Artigo de Opinião
Para quê normalizar um ensino à distância sem condições?
Com a chegada da terceira vaga da COVID-19 a Portugal, todas as instituições de ensino foram forçadas a lecionar à distância, desde janeiro. E, agora que volta a ser permitido o ensino presencial, há instituições e educadores que preferem continuar o ensino à distância e retardar o regresso às salas de aula. Este regime online pode agradar a uns, desagradar a outros, mas definitivamente não constitui, nas circunstâncias atuais, um método justo, de qualidade e igual para todos.
Apesar de não ter sido a primeira vez que o ensino à distância foi obrigatório, visto que já foi implementado no primeiro confinamento, em março de 2020, continua a levantar vários problemas. Um ano depois, revelamos não ter aprendido nada com o passado nem nos termos adaptado devidamente.
Perante a possibilidade de regressar ao regime de aulas online, no ano passado, no final do primeiro confinamento, foram sugeridas ao governo medidas para preparar o seguinte ano letivo de 2020/2021. As propostas passavam por reduzir o número de alunos por turma, aumentar o número de professores proporcionalmente, criar turnos duplos de manhã e tarde de em todas as escolas, fazer testes à covid-19, reforçar os transportes públicos, entre outras. O governo decidiu ignorar todas estas propostas. A única razão que encontro para o ter feito é considerar que nenhuma seria eficaz no combate ao vírus. Mas é mais eficaz mandar os alunos em carruagens de metro e autocarros a abarrotar e mantê-los nas mesmas turmas durante quatro meses para depois os mandar novamente para casa sem um ensino à distância devidamente planeado?

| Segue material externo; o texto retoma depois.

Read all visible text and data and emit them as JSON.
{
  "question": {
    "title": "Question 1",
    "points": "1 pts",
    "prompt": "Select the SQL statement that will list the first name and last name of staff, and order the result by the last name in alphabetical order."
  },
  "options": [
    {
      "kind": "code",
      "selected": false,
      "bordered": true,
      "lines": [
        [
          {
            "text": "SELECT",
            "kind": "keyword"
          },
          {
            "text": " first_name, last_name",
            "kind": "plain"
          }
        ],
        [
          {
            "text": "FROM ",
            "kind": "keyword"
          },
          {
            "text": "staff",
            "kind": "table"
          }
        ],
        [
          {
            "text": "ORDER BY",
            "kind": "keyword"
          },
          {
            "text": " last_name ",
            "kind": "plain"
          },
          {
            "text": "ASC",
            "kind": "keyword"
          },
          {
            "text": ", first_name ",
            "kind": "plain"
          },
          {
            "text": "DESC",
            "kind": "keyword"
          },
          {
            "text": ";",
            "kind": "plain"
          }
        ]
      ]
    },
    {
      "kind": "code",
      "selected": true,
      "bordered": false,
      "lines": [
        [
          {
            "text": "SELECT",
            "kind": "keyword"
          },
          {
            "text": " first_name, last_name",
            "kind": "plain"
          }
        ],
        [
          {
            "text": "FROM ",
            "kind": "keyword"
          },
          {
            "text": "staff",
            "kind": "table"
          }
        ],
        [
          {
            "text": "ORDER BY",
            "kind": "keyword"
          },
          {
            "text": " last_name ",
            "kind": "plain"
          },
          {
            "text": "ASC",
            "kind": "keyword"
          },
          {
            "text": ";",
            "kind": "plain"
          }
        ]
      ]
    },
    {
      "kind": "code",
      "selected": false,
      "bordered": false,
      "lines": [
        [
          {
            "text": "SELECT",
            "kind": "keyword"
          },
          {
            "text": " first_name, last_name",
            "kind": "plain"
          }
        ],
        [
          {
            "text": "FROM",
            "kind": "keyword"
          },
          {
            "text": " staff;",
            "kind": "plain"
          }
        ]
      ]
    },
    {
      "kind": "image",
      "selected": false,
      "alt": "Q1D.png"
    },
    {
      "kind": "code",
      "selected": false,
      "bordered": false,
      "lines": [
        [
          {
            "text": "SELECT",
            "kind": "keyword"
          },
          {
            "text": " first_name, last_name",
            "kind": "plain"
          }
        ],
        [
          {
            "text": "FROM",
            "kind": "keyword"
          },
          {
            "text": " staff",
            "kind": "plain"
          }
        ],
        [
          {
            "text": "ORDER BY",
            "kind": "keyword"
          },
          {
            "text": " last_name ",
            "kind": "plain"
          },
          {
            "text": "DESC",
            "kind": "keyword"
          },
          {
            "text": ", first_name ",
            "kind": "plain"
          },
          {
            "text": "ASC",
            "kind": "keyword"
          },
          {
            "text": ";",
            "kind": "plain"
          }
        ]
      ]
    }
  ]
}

Ensino à distância não é natural. Desengane-se quem diz o contrário. Pode haver estudantes contentes com as notas mais fáceis de alcançar em testes online de consulta ou com trabalhos, mas na generalidade a verdade é que os estudantes estão a aprender menos.
Se até em matérias apenas teóricas se nota a diferença entre estar em casa ou estar numa sala de aula onde a comunicação verbal e não verbal entre professor e alunos é significativamente melhor, em cursos maioritariamente práticos nem se fala. Ninguém quer, no futuro, ser conhecido como o profissional que se formou durante a famosa pandemia da covid-19. Serão colocadas em causa as suas aprendizagens práticas, sobretudo em profissões maioritariamente práticas, como medicina, artes ou jornalismo.
Esta é uma situação excecional que deve ser implementada apenas em situações extraordinárias e depois de terem sido feitos todos os possíveis para que seja evitada, ou seja, para manter o ensino presencial com a máxima segurança possível. Ora, não foram feitos todos os possíveis. E continuam a não ser feitos… Porque tentamos normalizar um ensino à distância sem condições em vez de tentar voltar o mais rápido possível à verdadeira normalidade?
Vivemos tempos em que estamos demasiado sujeitos a instabilidade e desigualdade. A educação é uma arma poderosa da democracia e de combate à injustiça. Não pode ser subvalorizada neste momento. Os Pink Floyd cantaram “Hey teacher, leave the kids alone” em protesto contra o sistema educacional, numa canção que conta a história de alguém que se isolava através de um muro em que cada injustiça ou tragédia era “another brick in the wall”. Agora cada estudante é apenas “another window on Zoom”. Isto quando as aulas são no Zoom, e os professores não se lembram de complicar ainda mais a situação, optando cada um por plataformas diferentes como Discords e Teams.
O ensino online vem acentuar as desigualdades entre os estudantes. Existem alunos com menos acesso a materiais de estudo. Existem alunos com menos condições para assistir a aulas num ambiente adequado em casa. Existem alunos com dificuldades de acesso à internet. Existem estudantes deslocados que pagam renda numa cidade em que nem necessitam de estar sem saber quando vão necessitar de estar, se compensa correr o risco de ficar sem casa ou continuar a pagar renda inutilmente.
Para além das desigualdades e da pior qualidade do ensino, sobram as óbvias consequências na saúde mental dos alunos. Fazer tudo em casa dependente de máquinas tira-nos a perceção de estar a lidar com seres humanos. É uma situação necessária, mas até um certo ponto. A partir desse ponto, começa a ser absurdo sujeitar os estudantes a tantos efeitos negativos.